Authors: Ellis WW. Baer AN. Robertson RM. Pincus T. Kronenberg MW.

Title: Left ventricular dysfunction induced by cold exposure in patients with systemic sclerosis.

Source: American Journal of Medicine. 80(3):385-92, 1986 Mar.

Abstract: Raynaud's phenomenon and cardiac abnormalities are frequent in patients with systemic sclerosis. Radionuclide ventriculograms were obtained in 16 patients with Raynaud's phenomenon and systemic sclerosis or the related CREST syndrome and in 11 normal volunteers in order to evaluate changes in left ventricular function that might be induced by exposure to cold. Left ventricular regional wall motion abnormalities developed in nine of 16 patients during cooling compared with only one of 11 control subjects, despite a comparable rise in mean arterial pressure (p less than 0.02). The abnormalities occurred in seven of 11 patients with systemic sclerosis, one of four with CREST syndrome, and one with Raynaud's disease . To test the potential protective effect of nifedipine, radionuclide ventriculograms were then obtained during cooling after sublingual nifedipine (20 mg). Only five of 13 patients had wall motion abnormalities, and the severity of the abnormalities was significantly less than during the first cooling period (p = 0.03).
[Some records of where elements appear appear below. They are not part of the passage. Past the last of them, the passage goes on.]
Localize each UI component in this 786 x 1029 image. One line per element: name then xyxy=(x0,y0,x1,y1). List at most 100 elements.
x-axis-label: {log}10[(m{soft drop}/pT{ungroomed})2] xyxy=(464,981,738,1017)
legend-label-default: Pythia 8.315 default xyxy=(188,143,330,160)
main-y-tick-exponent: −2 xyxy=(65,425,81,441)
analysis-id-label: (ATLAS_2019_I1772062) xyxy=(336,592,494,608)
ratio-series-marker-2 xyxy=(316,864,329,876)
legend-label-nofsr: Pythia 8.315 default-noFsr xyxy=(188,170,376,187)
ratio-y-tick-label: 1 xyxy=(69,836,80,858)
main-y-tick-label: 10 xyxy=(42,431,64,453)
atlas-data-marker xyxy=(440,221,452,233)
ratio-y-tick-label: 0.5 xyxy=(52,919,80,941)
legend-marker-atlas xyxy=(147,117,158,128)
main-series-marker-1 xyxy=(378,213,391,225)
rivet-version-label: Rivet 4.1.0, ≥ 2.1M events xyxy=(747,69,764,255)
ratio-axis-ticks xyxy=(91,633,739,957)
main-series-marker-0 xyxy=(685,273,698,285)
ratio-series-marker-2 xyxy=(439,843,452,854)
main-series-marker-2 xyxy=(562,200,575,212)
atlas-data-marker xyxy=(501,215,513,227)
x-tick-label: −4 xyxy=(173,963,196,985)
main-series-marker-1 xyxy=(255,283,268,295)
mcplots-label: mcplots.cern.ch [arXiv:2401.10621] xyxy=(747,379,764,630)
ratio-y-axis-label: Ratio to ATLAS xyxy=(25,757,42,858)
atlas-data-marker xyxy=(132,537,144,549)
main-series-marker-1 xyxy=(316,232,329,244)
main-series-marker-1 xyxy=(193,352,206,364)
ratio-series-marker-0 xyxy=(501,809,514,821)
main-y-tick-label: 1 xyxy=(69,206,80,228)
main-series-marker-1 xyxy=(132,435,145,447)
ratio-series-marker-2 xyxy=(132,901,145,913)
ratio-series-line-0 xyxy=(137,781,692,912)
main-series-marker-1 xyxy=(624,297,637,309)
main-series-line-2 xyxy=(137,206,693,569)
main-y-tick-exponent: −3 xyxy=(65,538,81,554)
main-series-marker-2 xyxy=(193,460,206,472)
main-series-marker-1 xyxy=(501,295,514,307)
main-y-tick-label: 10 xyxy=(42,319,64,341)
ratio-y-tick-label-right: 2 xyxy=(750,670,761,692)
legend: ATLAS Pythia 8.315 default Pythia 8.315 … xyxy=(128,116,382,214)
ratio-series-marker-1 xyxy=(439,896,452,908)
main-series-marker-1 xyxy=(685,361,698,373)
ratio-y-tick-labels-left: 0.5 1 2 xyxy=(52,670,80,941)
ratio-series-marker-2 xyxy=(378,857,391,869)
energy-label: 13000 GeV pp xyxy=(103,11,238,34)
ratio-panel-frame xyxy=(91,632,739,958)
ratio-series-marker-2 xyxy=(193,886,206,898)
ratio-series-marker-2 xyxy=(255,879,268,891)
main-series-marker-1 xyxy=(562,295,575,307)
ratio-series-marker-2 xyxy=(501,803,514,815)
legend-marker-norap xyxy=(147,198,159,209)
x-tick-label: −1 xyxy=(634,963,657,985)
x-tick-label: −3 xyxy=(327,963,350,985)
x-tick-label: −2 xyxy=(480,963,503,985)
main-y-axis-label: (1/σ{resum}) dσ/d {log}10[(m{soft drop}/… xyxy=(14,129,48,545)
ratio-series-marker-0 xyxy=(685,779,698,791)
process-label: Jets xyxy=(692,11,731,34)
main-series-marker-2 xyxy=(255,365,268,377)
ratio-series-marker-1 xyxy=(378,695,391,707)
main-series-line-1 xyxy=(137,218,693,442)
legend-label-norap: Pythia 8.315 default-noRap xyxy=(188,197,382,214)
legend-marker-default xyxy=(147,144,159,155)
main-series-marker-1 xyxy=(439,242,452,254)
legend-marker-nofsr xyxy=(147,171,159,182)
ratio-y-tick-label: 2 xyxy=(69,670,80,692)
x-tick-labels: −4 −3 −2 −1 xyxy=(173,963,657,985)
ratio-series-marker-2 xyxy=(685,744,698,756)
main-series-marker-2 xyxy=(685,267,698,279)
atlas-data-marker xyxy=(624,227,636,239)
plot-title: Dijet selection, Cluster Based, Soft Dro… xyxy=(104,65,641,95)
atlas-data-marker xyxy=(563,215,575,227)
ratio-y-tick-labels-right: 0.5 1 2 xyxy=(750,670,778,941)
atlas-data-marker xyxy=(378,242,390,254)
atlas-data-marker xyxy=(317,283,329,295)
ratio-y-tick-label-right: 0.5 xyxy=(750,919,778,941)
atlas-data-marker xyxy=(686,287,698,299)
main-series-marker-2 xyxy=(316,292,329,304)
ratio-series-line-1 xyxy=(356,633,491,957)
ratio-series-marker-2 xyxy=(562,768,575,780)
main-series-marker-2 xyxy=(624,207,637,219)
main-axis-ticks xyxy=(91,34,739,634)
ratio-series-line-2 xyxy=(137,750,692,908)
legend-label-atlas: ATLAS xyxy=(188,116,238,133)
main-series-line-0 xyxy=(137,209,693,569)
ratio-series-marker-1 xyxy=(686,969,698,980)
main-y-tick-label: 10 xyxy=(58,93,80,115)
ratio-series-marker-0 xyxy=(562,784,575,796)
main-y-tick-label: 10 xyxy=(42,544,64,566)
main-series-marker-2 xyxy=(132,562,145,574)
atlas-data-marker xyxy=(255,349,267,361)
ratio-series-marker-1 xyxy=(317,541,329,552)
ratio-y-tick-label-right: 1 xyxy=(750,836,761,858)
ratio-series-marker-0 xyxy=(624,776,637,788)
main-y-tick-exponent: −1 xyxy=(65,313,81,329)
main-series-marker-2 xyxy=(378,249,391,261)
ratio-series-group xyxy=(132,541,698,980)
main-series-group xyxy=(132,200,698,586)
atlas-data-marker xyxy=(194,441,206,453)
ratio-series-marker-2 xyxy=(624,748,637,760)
Five of eight patients who had cold-induced wall motion abnormalities during the first cooling period had none after nifedipine, whereas two other patients demonstrated small abnormalities only during the second cooling period after treatment with nifedipine. It is concluded that cold induces segmental myocardial dysfunction in patients with systemic sclerosis and that nifedipine may blunt the severity of this abnormal response.